Reflections of a First Year Tutor

As a first year writing tutor, it is hard to pinpoint only one place of improvement since I’ve learned so many new skills during the year. It is impossible to be a tutor without learning how to get to know someone in under 10 seconds. You also find that you yourself are getting better at understanding foundational things in other aspects of your life. Tutoring may seem like a very surface level skill, but from my experience it has rewired how I look at my own life. 

Ironically, I have taught more math than anything else as a writing tutor, which may seem annoying in the moment, but there is something so important about being able to teach others foundational skills and concepts. I noticed myself using the same skills that I had reviewed and taught other kids during the SAT, or even occasionally in my own math classes. Learning how to boil something down to the most basic concept, and then how to apply it to everything else after is an irreplaceable skill. A lot of times students have a hard time understanding the content because teachers often don’t notice how overcomplicated they make simple operations seem. I have learned to break it down, and go step by step. “Because this number is next to the X instead of added to it, you would divide to get rid of it”. Little things like that can change the way someone looks at future problems. In my own class the next day, I suddenly find it a little easier to work one step at a time and use concepts to infer the next step. 

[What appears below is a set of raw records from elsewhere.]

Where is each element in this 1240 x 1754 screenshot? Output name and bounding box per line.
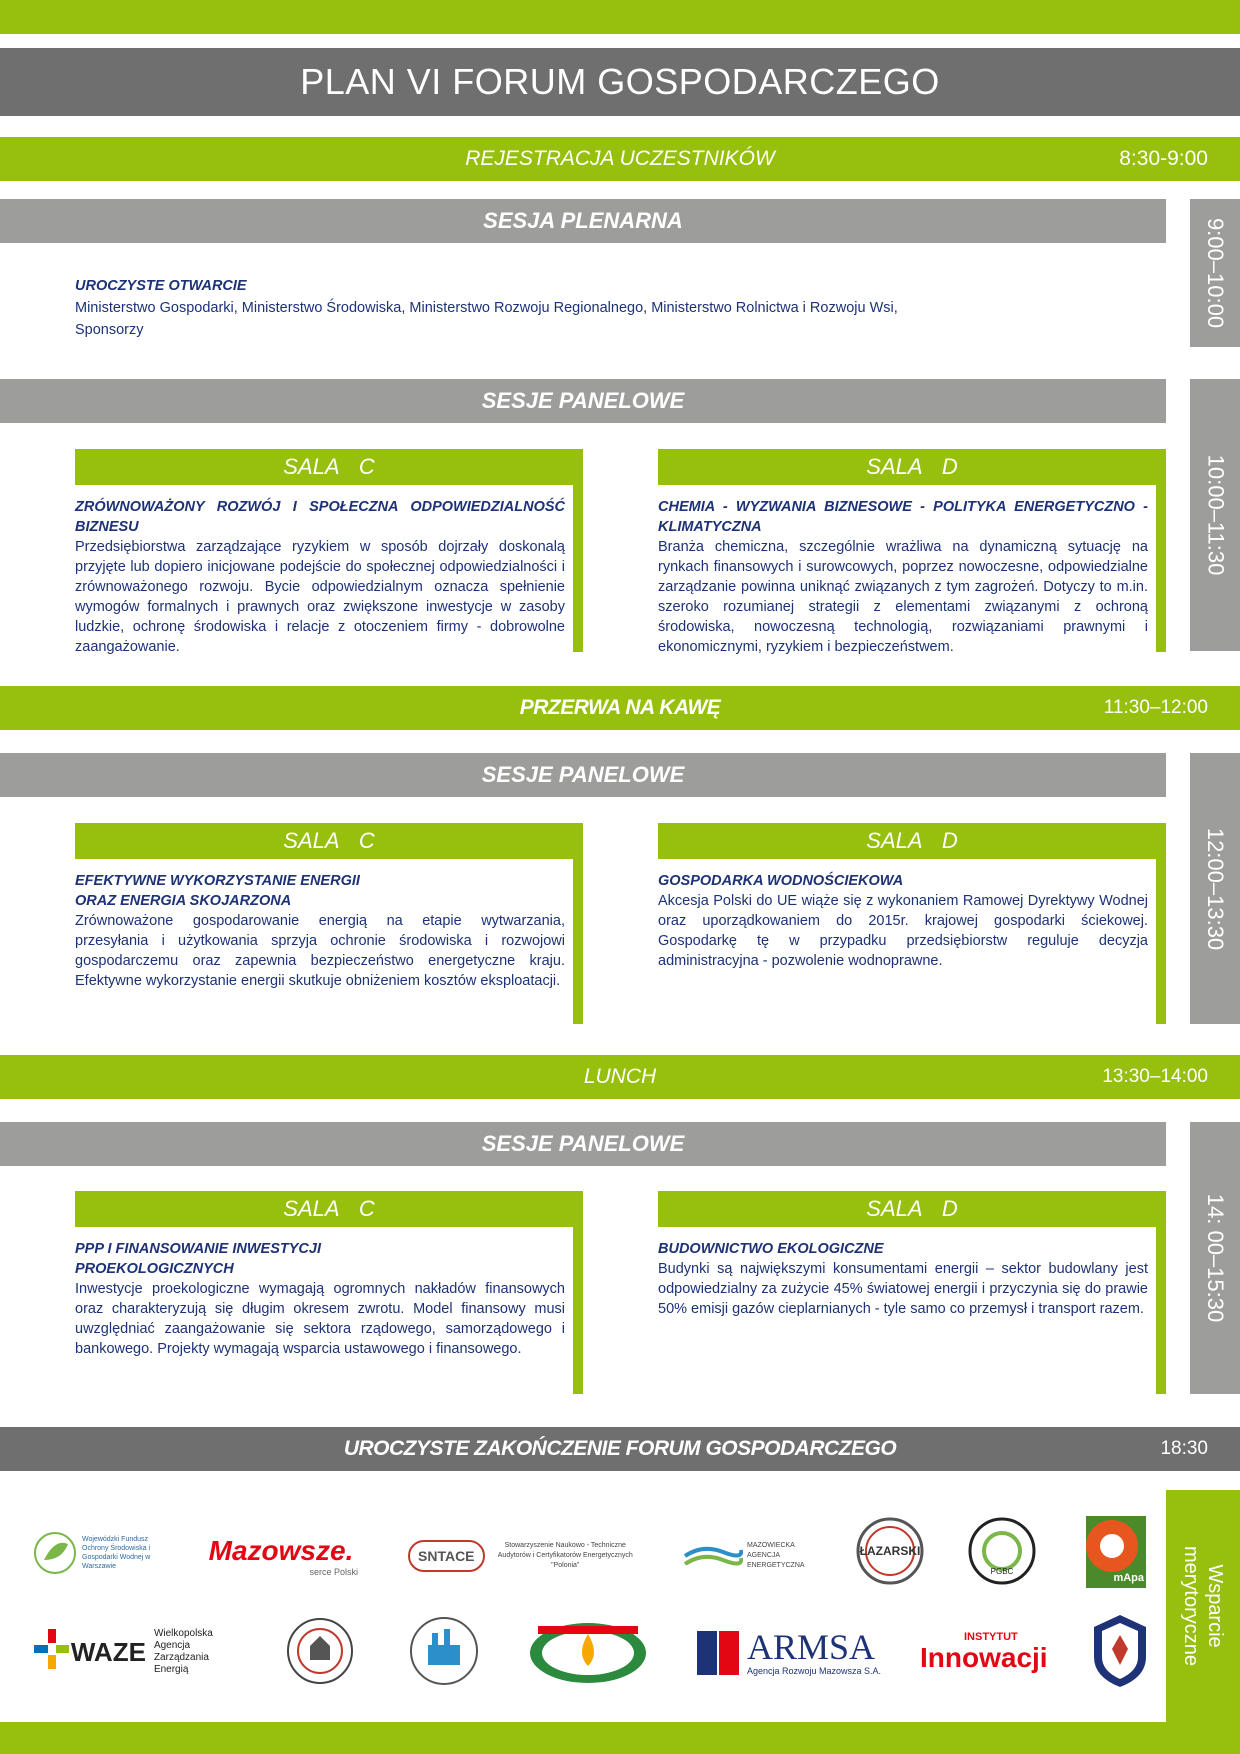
logo-mae (680, 1528, 820, 1584)
panels1-sala-c (75, 449, 583, 655)
page-title-bar (0, 48, 1240, 116)
plenary-title: SESJA PLENARNA (483, 208, 683, 233)
logo-university-seal (284, 1615, 356, 1687)
sntace-desc: Stowarzyszenie Naukowo - Techniczne Audytorów i Certyfikatorów Energetycznych "Polonia" (497, 1542, 633, 1569)
lunch-bar (0, 1055, 1240, 1099)
panels1-time: 10:00–11:30 (1203, 454, 1228, 576)
oil-drop-icon (528, 1620, 648, 1686)
sala-head: EFEKTYWNE WYKORZYSTANIE ENERGII (75, 873, 360, 889)
waze-desc: Wielkopolska Agencja Zarządzania Energią (153, 1628, 213, 1675)
panels1-time-tab (1190, 379, 1240, 651)
sala-label: SALA D (866, 1196, 958, 1221)
mazowsze-sub: serce Polski (309, 1567, 358, 1577)
sala-header (75, 1191, 583, 1227)
closing-label: UROCZYSTE ZAKOŃCZENIE FORUM GOSPODARCZEGO (343, 1437, 897, 1460)
innowacji-top: INSTYTUT (964, 1631, 1018, 1643)
coffee-label: PRZERWA NA KAWĘ (519, 696, 721, 719)
sala-header (658, 1191, 1166, 1227)
panels2-time-tab (1190, 753, 1240, 1024)
sala-text: Branża chemiczna, szczególnie wrażliwa na dynamiczną sytuację na rynkach finansowych i surowcowych, poprzez nowoczesne, odpowiedzialne zarządzanie powinna uniknąć związanych z tym zagrożeń. Dotyczy to m.in. szeroko rozumianej strategii z elementami związanymi z ochroną środowiska, nowoczesną technologią, rozwiązaniami prawnymi i ekonomicznymi, ryzykiem i bezpieczeństwem. (658, 539, 1148, 655)
logo-mazowsze (192, 1528, 370, 1584)
coat-of-arms-icon (1090, 1613, 1150, 1689)
plenary-text-2: Sponsorzy (75, 322, 144, 338)
sala-head: PPP I FINANSOWANIE INWESTYCJI (75, 1241, 321, 1257)
armsa-text: ARMSA (746, 1627, 876, 1667)
lunch-label: LUNCH (583, 1065, 657, 1088)
sala-content (658, 871, 1148, 971)
sntace-text: SNTACE (418, 1548, 475, 1564)
sala-label: SALA C (283, 1196, 375, 1221)
innowacji-text: Innowacji (920, 1642, 1048, 1673)
panels3-sala-d (658, 1191, 1166, 1394)
mae-waves-icon (683, 1538, 743, 1574)
mazowsze-text: Mazowsze. (208, 1535, 354, 1566)
wfos-text: Wojewódzki Fundusz Ochrony Środowiska i Gospodarki Wodnej w Warszawie (82, 1536, 151, 1570)
lazarski-text: ŁAZARSKI (859, 1544, 921, 1558)
factory-seal-icon (408, 1615, 480, 1687)
panels2-section-header (0, 753, 1166, 797)
closing-time: 18:30 (1160, 1438, 1208, 1459)
sala-text: Budynki są największymi konsumentami energii – sektor budowlany jest odpowiedzialny za zużycie 45% światowej energii i przyczynia się do prawie 50% emisji gazów cieplarnianych - tyle samo co przemysł i transport razem. (658, 1261, 1148, 1317)
panels1-section-header (0, 379, 1166, 423)
plenary-content (75, 275, 995, 341)
panels2-sala-c (75, 823, 583, 1024)
panels2-title: SESJE PANELOWE (481, 762, 685, 787)
panels3-sala-c (75, 1191, 583, 1394)
sala-head-2: PROEKOLOGICZNYCH (75, 1261, 234, 1277)
waze-star-icon (32, 1627, 69, 1677)
support-label (1179, 1546, 1227, 1666)
sala-header (75, 449, 583, 485)
panels2-time: 12:00–13:30 (1203, 827, 1228, 950)
sala-head: GOSPODARKA WODNOŚCIEKOWA (658, 873, 904, 889)
closing-bar (0, 1427, 1240, 1471)
plenary-head: UROCZYSTE OTWARCIE (75, 278, 247, 294)
mapa-text: mApa (1113, 1572, 1144, 1584)
sala-content (75, 497, 565, 657)
sala-head: CHEMIA - WYZWANIA BIZNESOWE - POLITYKA ENERGETYCZNO -KLIMATYCZNA (658, 499, 1148, 535)
panels3-time-tab (1190, 1122, 1240, 1394)
support-tab (1166, 1490, 1240, 1722)
sala-text: Zrównoważone gospodarowanie energią na etapie wytwarzania, przesyłania i użytkowania sprzyja ochronie środowiska i rozwojowi gospodarczemu oraz zapewnia bezpieczeństwo energetyczne kraju. Efektywne wykorzystanie energii skutkuje obniżeniem kosztów eksploatacji. (75, 913, 565, 989)
logo-mapa (1072, 1506, 1152, 1590)
logo-oil-drop (528, 1618, 648, 1688)
sala-header (658, 823, 1166, 859)
support-label-2: merytoryczne (1180, 1545, 1202, 1667)
panels3-time: 14: 00–15:30 (1203, 1193, 1228, 1323)
panels1-sala-d (658, 449, 1166, 655)
registration-bar (0, 137, 1240, 181)
support-label-1: Wsparcie (1204, 1564, 1226, 1648)
logo-sntace (408, 1528, 640, 1584)
sala-text: Inwestycje proekologiczne wymagają ogromnych nakładów finansowych oraz charakteryzują się długim okresem zwrotu. Model finansowy musi uwzględniać zaangażowanie się sektora rządowego, samorządowego i bankowego. Projekty wymagają wsparcia ustawowego i finansowego. (75, 1281, 565, 1357)
plenary-section-header (0, 199, 1166, 243)
logo-armsa (692, 1620, 886, 1684)
armsa-square-icon (697, 1625, 741, 1679)
logo-pgbc (966, 1516, 1038, 1586)
page-title: PLAN VI FORUM GOSPODARCZEGO (300, 61, 940, 102)
armsa-text-block (747, 1628, 881, 1676)
plenary-time: 9:00–10:00 (1203, 217, 1229, 329)
panels3-section-header (0, 1122, 1166, 1166)
logo-lazarski (850, 1516, 930, 1586)
coffee-bar (0, 686, 1240, 730)
logo-waze (32, 1620, 246, 1684)
sala-text: Przedsiębiorstwa zarządzające ryzykiem w sposób dojrzały doskonalą przyjęte lub dopiero inicjowane podejście do społecznej odpowiedzialności i zrównoważonego rozwoju. Bycie odpowiedzialnym oznacza spełnienie wymogów formalnych i prawnych oraz zwiększone inwestycje w zasoby ludzkie, ochronę środowiska i relacje z otoczeniem firmy - dobrowolne zaangażowanie. (75, 539, 565, 655)
coffee-time: 11:30–12:00 (1103, 697, 1208, 718)
registration-label: REJESTRACJA UCZESTNIKÓW (465, 147, 775, 170)
waze-text: WAZE (70, 1636, 146, 1667)
sala-text: Akcesja Polski do UE wiąże się z wykonaniem Ramowej Dyrektywy Wodnej oraz uporządkowaniem do 2015r. krajowej gospodarki ściekowej. Gospodarkę tę w przypadku przedsiębiorstw reguluje decyzja administracyjna - pozwolenie wodnoprawne. (658, 893, 1148, 969)
plenary-text: Ministerstwo Gospodarki, Ministerstwo Środowiska, Ministerstwo Rozwoju Regionalnego, Ministerstwo Rolnictwa i Rozwoju Wsi, (75, 300, 898, 316)
sala-head: ZRÓWNOWAŻONY ROZWÓJ I SPOŁECZNA ODPOWIEDZIALNOŚĆ BIZNESU (75, 499, 565, 535)
armsa-sub: Agencja Rozwoju Mazowsza S.A. (746, 1666, 882, 1676)
sala-label: SALA D (866, 828, 958, 853)
registration-time: 8:30-9:00 (1119, 147, 1208, 170)
lunch-time: 13:30–14:00 (1102, 1066, 1208, 1087)
sala-label: SALA C (283, 828, 375, 853)
logo-factory-seal (404, 1615, 484, 1687)
sala-content (658, 497, 1148, 657)
panels1-title: SESJE PANELOWE (481, 388, 685, 413)
logo-coat-of-arms (1088, 1612, 1152, 1690)
logo-wfos (32, 1525, 162, 1581)
sala-content (75, 1239, 565, 1359)
top-accent-bar (0, 0, 1240, 34)
logo-innowacji (920, 1620, 1060, 1684)
sala-content (658, 1239, 1148, 1319)
mae-text: MAZOWIECKA AGENCJA ENERGETYCZNA (747, 1542, 805, 1569)
sala-label: SALA C (283, 454, 375, 479)
sala-header (75, 823, 583, 859)
sala-head-2: ORAZ ENERGIA SKOJARZONA (75, 893, 292, 909)
sala-header (658, 449, 1166, 485)
pgbc-text: PGBC (990, 1567, 1014, 1576)
university-seal-icon (285, 1616, 355, 1686)
bottom-accent-bar (0, 1722, 1240, 1754)
sntace-badge (408, 1540, 485, 1572)
panels3-title: SESJE PANELOWE (481, 1131, 685, 1156)
panels2-sala-d (658, 823, 1166, 1024)
plenary-time-tab (1190, 199, 1240, 347)
sala-content (75, 871, 565, 991)
wfos-leaf-icon (32, 1530, 78, 1576)
sala-label: SALA D (866, 454, 958, 479)
sala-head: BUDOWNICTWO EKOLOGICZNE (658, 1241, 884, 1257)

When I do work with writing, it is often in the form of leaving comments on a piece. Criticizing someone’s writing can be super intimidating, and sometimes it’s hard to be objective when you might have a different opinion or writing style. One of the most critical things I have learned to do is to look at the content rather than the structure. While this may seem obvious as the number one rule of tutoring, I still have to remind myself that they can find that missing quotation or period themselves. Instead, think about what they are trying to say, and who they are saying it to. When you write something, you sometimes unconsciously assume that the reader would also be an expert in what you have to say, so there could be missing context or confusing spaces that your head will fill in on its own, but someone else’s wouldn’t. This is our job as a tutor: making sure that they are getting the message across. 

Learning how to make a really helpful comment is an imperative part of editing a piece. Sometimes a teacher will tell you to give a compliment, a criticism, and then another compliment when peer editing as a way to not hurt someone’s feelings. While there are parts of that that are true, I have to remind myself that this person has asked for my honest feedback. If you see a part that you really like, put a comment there and tell them about it, this way they are reassured that their writing is not all wrong. When I give feedback, I will usually follow it with some advice on how they could rectify the problem, even if the advice is kind of vague. A general piece of advice is honestly more helpful than a specific correction, because it will make them think more deeply about why the sentence is worth changing. 

Editing other work has also helped me. I have started looking at my own writing with the same lens that I would someone else’s. I start to think about how someone else might interpret the writing, or whether I need to clarify something or get rid of it. Teaching someone else can be one of the best ways to improve your own understanding and skills. Tutoring is the perfect opportunity to learn new skills and expand your horizons. While I won’t explicitly call this an ad for the learning center, I will happily promote it any day.